Analysis of photovoltaic total energy systems for single family residential applications

Abstract

The performance and cost-effectiveness of three photovoltaic total energy system concepts designed to meet the thermal and electrical demands of a typical single family house are compared. The three photovoltaic total energy system concepts considered are: (1) All-photovoltaic systems. Passively air-cooled photovoltaic panels provide electricity to meet both electrical and thermal demands. (2) Separate-panel systems. Solar thermal panels provide thermal energy, while passively air-cooled photovoltaic panels serve the purely electric demand. (3) Combined thermal/electric panel systems. Water-cooled photovoltaic panels provide both thermal energy (transported by cooling water) and electrical energy to meet the separate thermal and electrical demands. Additional passively air-cooled photovoltaic panels are added, as required, to meet the electrical demand.

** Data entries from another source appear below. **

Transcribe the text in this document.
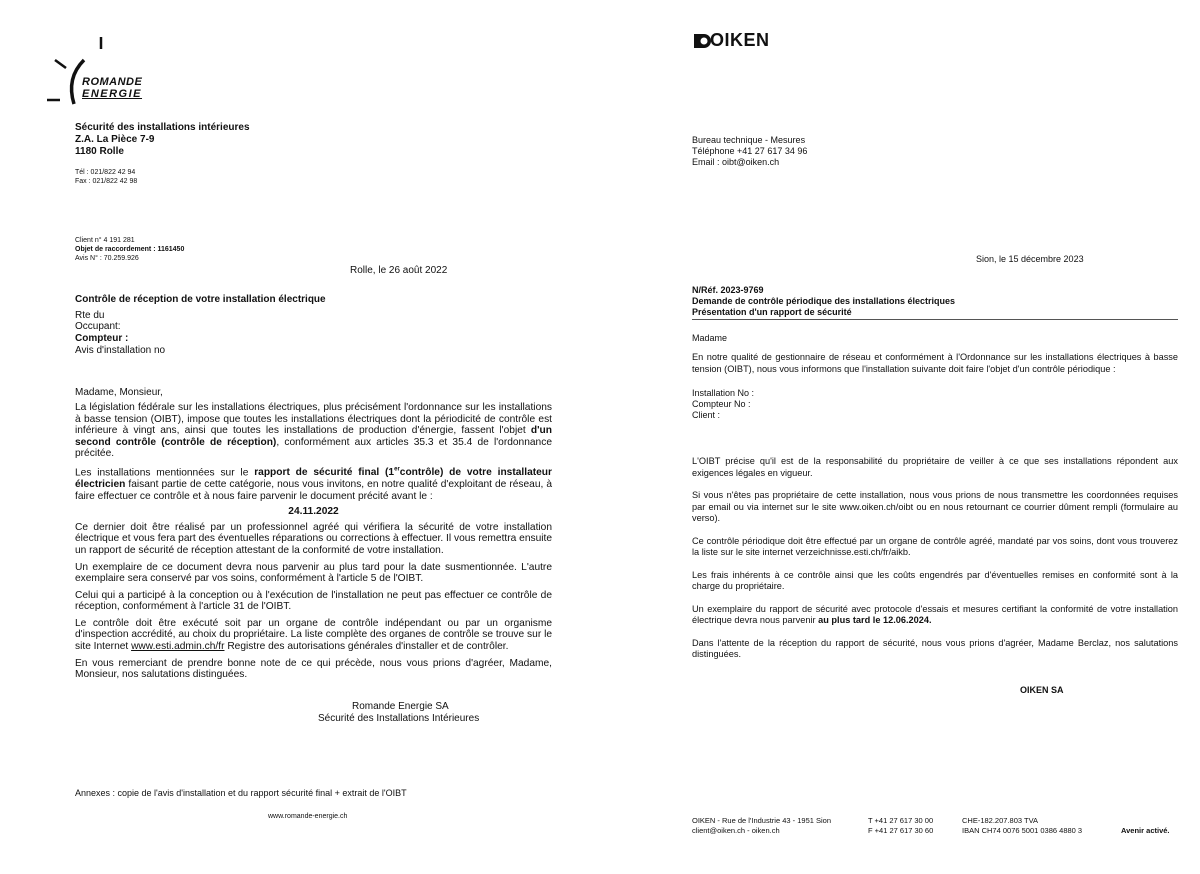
ROMANDE
ENERGIE
Sécurité des installations intérieures
Z.A. La Pièce 7-9
1180 Rolle
Tél : 021/822 42 94
Fax : 021/822 42 98
Client n° 4 191 281
Objet de raccordement : 1161450
Avis N° : 70.259.926
Rolle, le 26 août 2022
Contrôle de réception de votre installation électrique
Rte du
Occupant:
Compteur :
Avis d'installation no
Madame, Monsieur,

La législation fédérale sur les installations électriques, plus précisément l'ordonnance sur les installations à basse tension (OIBT), impose que toutes les installations électriques dont la périodicité de contrôle est inférieure à vingt ans, ainsi que toutes les installations de production d'énergie, fassent l'objet d'un second contrôle (contrôle de réception), conformément aux articles 35.3 et 35.4 de l'ordonnance précitée.

Les installations mentionnées sur le rapport de sécurité final (1ercontrôle) de votre installateur électricien faisant partie de cette catégorie, nous vous invitons, en notre qualité d'exploitant de réseau, à faire effectuer ce contrôle et à nous faire parvenir le document précité avant le :

24.11.2022

Ce dernier doit être réalisé par un professionnel agréé qui vérifiera la sécurité de votre installation électrique et vous fera part des éventuelles réparations ou corrections à effectuer. Il vous remettra ensuite un rapport de sécurité de réception attestant de la conformité de votre installation.

Un exemplaire de ce document devra nous parvenir au plus tard pour la date susmentionnée. L'autre exemplaire sera conservé par vos soins, conformément à l'article 5 de l'OIBT.

Celui qui a participé à la conception ou à l'exécution de l'installation ne peut pas effectuer ce contrôle de réception, conformément à l'article 31 de l'OIBT.

Le contrôle doit être exécuté soit par un organe de contrôle indépendant ou par un organisme d'inspection accrédité, au choix du propriétaire. La liste complète des organes de contrôle se trouve sur le site Internet www.esti.admin.ch/fr Registre des autorisations générales d'installer et de contrôler.

En vous remerciant de prendre bonne note de ce qui précède, nous vous prions d'agréer, Madame, Monsieur, nos salutations distinguées.

Romande Energie SA
Sécurité des Installations Intérieures
Annexes : copie de l'avis d'installation et du rapport sécurité final + extrait de l'OIBT
www.romande-energie.ch
OIKEN
Bureau technique - Mesures
Téléphone +41 27 617 34 96
Email : oibt@oiken.ch
Sion, le 15 décembre 2023
N/Réf. 2023-9769
Demande de contrôle périodique des installations électriques
Présentation d'un rapport de sécurité
Madame

En notre qualité de gestionnaire de réseau et conformément à l'Ordonnance sur les installations électriques à basse tension (OIBT), nous vous informons que l'installation suivante doit faire l'objet d'un contrôle périodique :

Installation No :
Compteur No :
Client :

L'OIBT précise qu'il est de la responsabilité du propriétaire de veiller à ce que ses installations répondent aux exigences légales en vigueur.

Si vous n'êtes pas propriétaire de cette installation, nous vous prions de nous transmettre les coordonnées requises par email ou via internet sur le site www.oiken.ch/oibt ou en nous retournant ce courrier dûment rempli (formulaire au verso).

Ce contrôle périodique doit être effectué par un organe de contrôle agréé, mandaté par vos soins, dont vous trouverez la liste sur le site internet verzeichnisse.esti.ch/fr/aikb.

Les frais inhérents à ce contrôle ainsi que les coûts engendrés par d'éventuelles remises en conformité sont à la charge du propriétaire.

Un exemplaire du rapport de sécurité avec protocole d'essais et mesures certifiant la conformité de votre installation électrique devra nous parvenir au plus tard le 12.06.2024.

Dans l'attente de la réception du rapport de sécurité, nous vous prions d'agréer, Madame Berclaz, nos salutations distinguées.

OIKEN SA
OIKEN - Rue de l'Industrie 43 - 1951 Sion
client@oiken.ch - oiken.ch
T +41 27 617 30 00
F +41 27 617 30 60
CHE-182.207.803 TVA
IBAN CH74 0076 5001 0386 4880 3	Avenir activé.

The thermal demand is assumed to consist of the energy required for domestic hot water and space heating, while the electrical demand includes the energy required for baseload power (lights, appliances, etc.) plus air conditioning. An analysis procedure has been developed that permits definition of the panel area, electrical and/or thermal storage capacity, and utility backup energy level that, in combination, provide the lowest annual energy cost to the homeowner for each system concept for specified assumptions about costs and system operations. The procedure appears capable of being used to approximately any size system using solar collectors, as well as in any application where the thermal and/or electrical demand is being provided by solar energy, with utility or other conventional backup. This procedure has been used to provide results for homes located in Phoenix, Arizona, and Madison, Wisconsin, and to evaluate the effects of array and backup power costs and the desirability of selling excess electrical energy back to the utility. (WHK)